At that time, Cambodian Prime Minister Hun Sen invited then Thai Prime Minister Dr. Thaksin Shinawatra to jointly tour the border area - a tour billed as a friendly outing for the two neighbouring prime ministers, leisurely, relaxing, and with no agreements to be signed.

In the preparatory meetings, the legal significance of the site where the Cambodian prime minister would greet and welcome the Thai prime minister was initially missed by the Thai side, since it was seen as a protocol issue. As foreign minister and mindful of history and the legal consequences of Prince Damrong’s visit to the Temple over one hundred years earlier, I noticed that the greeting site proposed by Cambodia was clearly inside the disputed 4.6 square kilometre area. Under this scenario, the Thai prime minister, in full view for all to see, with cameras, would have been an “honoured guest” of the Cambodian prime minister in the contested area. The principle of estoppel could be used again and Thailand stood to weaken its claim of sovereignty over the adjacent area.
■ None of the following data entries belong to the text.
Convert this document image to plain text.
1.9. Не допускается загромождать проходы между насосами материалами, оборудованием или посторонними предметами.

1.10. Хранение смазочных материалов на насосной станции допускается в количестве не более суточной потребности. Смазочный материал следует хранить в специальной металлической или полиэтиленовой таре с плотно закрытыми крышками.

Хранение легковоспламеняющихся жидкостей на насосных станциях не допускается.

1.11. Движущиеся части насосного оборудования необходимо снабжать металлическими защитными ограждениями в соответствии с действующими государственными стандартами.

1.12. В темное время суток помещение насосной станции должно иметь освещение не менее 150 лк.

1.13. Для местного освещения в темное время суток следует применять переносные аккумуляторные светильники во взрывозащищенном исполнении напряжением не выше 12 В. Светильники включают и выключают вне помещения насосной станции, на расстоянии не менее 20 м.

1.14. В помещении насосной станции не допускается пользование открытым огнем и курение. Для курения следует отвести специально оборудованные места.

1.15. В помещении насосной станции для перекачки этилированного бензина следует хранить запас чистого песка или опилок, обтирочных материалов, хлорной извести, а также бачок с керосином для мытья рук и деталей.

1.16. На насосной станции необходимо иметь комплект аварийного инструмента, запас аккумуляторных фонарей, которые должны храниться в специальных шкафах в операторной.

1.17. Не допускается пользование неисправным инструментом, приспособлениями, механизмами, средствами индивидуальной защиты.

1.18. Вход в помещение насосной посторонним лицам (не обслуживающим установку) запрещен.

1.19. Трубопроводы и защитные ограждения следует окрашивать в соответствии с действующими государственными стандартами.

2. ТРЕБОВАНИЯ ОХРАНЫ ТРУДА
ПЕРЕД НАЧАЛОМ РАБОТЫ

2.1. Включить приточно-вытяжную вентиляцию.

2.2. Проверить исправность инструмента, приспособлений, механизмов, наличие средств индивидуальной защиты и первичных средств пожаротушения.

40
Recognising the significance of this, I instructed my officials to ask the Cambodian side to movethe “meet and greet” site to a place recognised by both countries as clearly within Cambodia. The request was refused. The Cambodians argued that the proposed location would have been the safest spot geographically for the Thai prime minister’s helicopter to land and that any other site would have also been “too far” for the two leaders to return to the Temple area, given time constraints. Consequently, I decided to recommend the cancellation of the border visit.

At first, perhaps looking at it from a non-legal angle, my prime minister did not agree with me, concluding that no harm could come from such a ‘friendly and relaxing’ tour of the border by two neighbouring prime ministers. I did not give up. It was a recommendation that I reiterated tomy prime minister every time I saw him during the following few weeks, making clear that the Cambodian side would make the Thai side feel very welcome, but as an “honoured guest” in the middle of the controversial 4.6 square kilometres’ disputed area. I noted that it would be like “a kiss of death” for the “visiting” Thai prime minister from a very nice “host.” It was perhaps this choice of phrase as well as my perseverance that eventually won over my prime minister. The trip was cancelled just in time. To me, this was preventive
measures at work.

Thailand must now move very carefully and avoid falling into any intentional or unintentional trap. Actions designed to achieve certain goals may end up with opposite
results. International relations should not be used as a tool for domestic political agenda by Thais or Cambodians. Demands from the streets, leading to the exchange of fires across the Thai-Cambodian border earlier this year have already enabled Cambodia to take the case to the UN Security Council. Thailand should not create another opportunity for the case to be taken back to the UN Security Council again.